La llamada de los lagos y los jardines secretos
Apodada la "Città Giardino" (la Ciudad Jardín), Varese hace honor a su nombre. Además de los sublimes jardines del Palazzo Estense, la ciudad es un punto de partida ideal para explorar las tranquilas extensiones de agua de la región. El Lago de Varese, con su carril bici de casi 30 km que lo rodea, es un remanso de paz para senderistas y ciclistas. Menos concurrido que sus famosos vecinos, el Lago Maggiore y el Lago de Como, ofrece una atmósfera más auténtica y relajante. Es el lugar soñado para un picnic sobre la hierba, un paseo junto al agua o simplemente para admirar la puesta de sol sobre la cadena de los Alpes.El consejo de amigo: Alquila una bicicleta en Gavirate, una encantadora estación a orillas del lago, y emprende un recorrido completo por el Lago de Varese. El terreno es mayoritariamente llano y accesible para todos. Haz una parada en el parque Zanzi para un descanso refrescante en la playa del lago.

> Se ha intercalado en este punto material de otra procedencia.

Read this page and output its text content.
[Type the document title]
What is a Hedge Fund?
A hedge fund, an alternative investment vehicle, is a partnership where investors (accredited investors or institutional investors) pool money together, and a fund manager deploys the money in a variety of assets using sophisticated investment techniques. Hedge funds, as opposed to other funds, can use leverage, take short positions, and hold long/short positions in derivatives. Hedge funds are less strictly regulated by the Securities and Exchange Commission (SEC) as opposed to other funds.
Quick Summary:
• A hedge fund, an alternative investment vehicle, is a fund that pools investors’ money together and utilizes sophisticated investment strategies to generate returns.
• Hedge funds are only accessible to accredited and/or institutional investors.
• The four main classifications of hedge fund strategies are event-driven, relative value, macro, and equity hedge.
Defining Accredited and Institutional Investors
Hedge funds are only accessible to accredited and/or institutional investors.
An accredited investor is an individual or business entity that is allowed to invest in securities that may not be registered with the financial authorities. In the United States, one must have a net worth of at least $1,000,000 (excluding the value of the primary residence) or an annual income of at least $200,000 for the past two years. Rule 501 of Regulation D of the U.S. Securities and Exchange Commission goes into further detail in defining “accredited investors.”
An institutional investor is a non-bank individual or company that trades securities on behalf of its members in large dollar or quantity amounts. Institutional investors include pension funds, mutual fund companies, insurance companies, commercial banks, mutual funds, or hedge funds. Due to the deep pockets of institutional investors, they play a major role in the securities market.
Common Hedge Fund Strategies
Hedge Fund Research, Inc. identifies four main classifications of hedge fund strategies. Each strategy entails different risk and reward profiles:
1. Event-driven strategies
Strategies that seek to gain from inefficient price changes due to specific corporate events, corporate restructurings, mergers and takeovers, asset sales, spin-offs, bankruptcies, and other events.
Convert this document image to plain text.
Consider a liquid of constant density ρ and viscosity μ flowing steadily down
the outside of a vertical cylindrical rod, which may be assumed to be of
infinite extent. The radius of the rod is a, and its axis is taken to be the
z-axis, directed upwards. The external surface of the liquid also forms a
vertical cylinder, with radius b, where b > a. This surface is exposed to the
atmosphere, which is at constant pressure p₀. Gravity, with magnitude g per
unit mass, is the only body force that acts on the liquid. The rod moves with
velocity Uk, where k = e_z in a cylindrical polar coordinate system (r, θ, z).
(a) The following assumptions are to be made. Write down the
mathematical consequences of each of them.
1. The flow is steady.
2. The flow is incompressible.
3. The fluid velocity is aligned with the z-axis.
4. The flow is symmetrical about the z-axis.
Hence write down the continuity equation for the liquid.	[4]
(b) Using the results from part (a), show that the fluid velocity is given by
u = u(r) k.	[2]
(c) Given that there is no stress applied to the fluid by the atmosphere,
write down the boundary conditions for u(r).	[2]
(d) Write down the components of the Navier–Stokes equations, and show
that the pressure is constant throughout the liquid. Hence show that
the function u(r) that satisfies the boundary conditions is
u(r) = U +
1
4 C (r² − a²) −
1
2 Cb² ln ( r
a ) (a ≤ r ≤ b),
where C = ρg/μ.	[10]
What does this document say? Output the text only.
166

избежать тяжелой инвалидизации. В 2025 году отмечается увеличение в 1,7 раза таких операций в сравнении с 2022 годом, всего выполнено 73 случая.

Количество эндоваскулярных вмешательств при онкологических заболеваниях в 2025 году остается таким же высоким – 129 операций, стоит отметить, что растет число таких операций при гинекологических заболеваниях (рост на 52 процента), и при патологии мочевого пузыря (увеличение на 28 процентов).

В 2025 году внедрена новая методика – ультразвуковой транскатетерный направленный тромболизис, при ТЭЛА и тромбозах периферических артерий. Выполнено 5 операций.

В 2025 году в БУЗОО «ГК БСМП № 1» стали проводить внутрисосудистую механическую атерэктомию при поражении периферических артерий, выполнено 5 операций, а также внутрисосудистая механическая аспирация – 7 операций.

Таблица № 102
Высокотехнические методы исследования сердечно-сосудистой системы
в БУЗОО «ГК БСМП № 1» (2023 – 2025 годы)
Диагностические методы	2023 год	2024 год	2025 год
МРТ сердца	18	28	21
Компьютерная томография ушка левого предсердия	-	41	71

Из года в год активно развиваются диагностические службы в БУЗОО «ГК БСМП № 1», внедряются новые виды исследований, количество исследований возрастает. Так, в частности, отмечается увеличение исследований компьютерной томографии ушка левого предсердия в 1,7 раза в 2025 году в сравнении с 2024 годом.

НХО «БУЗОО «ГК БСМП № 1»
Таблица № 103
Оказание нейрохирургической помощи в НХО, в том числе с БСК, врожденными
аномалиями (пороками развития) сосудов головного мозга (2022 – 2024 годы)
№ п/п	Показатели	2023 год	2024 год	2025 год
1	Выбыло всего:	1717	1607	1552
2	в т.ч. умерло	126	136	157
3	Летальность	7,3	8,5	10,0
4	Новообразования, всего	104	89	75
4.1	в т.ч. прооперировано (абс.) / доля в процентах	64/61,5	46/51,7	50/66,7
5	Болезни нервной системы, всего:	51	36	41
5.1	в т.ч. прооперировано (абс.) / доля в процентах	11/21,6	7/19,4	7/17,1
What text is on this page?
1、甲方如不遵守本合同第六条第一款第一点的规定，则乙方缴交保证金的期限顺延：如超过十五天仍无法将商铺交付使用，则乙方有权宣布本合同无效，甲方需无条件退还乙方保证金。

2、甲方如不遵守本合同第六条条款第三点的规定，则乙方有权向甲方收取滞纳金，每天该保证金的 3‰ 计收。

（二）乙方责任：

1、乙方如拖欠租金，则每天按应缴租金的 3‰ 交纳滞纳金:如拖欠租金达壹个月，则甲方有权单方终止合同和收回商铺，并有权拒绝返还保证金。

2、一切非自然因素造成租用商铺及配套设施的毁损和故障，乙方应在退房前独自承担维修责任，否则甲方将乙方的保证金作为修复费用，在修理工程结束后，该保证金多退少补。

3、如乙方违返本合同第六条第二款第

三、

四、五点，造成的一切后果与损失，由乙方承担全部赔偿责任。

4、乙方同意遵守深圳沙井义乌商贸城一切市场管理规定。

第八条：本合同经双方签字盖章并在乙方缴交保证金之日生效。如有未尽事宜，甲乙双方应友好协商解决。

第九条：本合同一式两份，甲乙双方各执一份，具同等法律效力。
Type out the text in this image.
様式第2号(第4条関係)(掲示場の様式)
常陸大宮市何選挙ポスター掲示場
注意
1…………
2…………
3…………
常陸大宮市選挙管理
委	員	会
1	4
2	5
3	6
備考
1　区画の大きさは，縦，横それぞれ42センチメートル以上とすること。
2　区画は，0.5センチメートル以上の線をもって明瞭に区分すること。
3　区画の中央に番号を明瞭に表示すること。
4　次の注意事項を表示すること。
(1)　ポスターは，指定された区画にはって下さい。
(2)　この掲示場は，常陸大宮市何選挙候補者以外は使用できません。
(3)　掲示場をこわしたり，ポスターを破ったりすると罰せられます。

El corazón que late en el centro histórico
El centro de Varese es un laberinto de elegantes calles peatonales y plazas llenas de encanto. La arteria principal, el Corso Matteotti, es ideal para ir de escaparates entre tiendas chic y cafeterías históricas. El verdadero corazón social de la ciudad late en la Piazza Monte Grappa, reconocible por su arquitectura racionalista y su gran fuente. Pasea hasta la Basílica San Vittore para admirar su campanario barroco y su interior neoclásico. Sin embargo, el verdadero placer consiste en perderse por los vicoli, esas callejuelas estrechas que desembocan en patios secretos y plazas tranquilas, lejos del bullicio. Ahí es donde sentirás el alma verdaderamente varesina.El consejo de amigo: Para el aperitivo, huye de las plazas principales y encuentra un bar en una callejuela adyacente al Corso Matteotti. Pide un Aperol Spritz y disfruta de los generosos aperitivos gratuitos, una auténtica institución local para comenzar la velada.
Me ha gustado mucho mi estancia en la ciudad de Varese. Es una ciudad italiana muy bonita y a escala humana. El centro es animado y vivo, sobre todo cuando hace buen tiempo. Se come bien y hay menos gente que en otras ciudades del país más turísticas. Os recomiendo pasar allí de tres a cuatro días.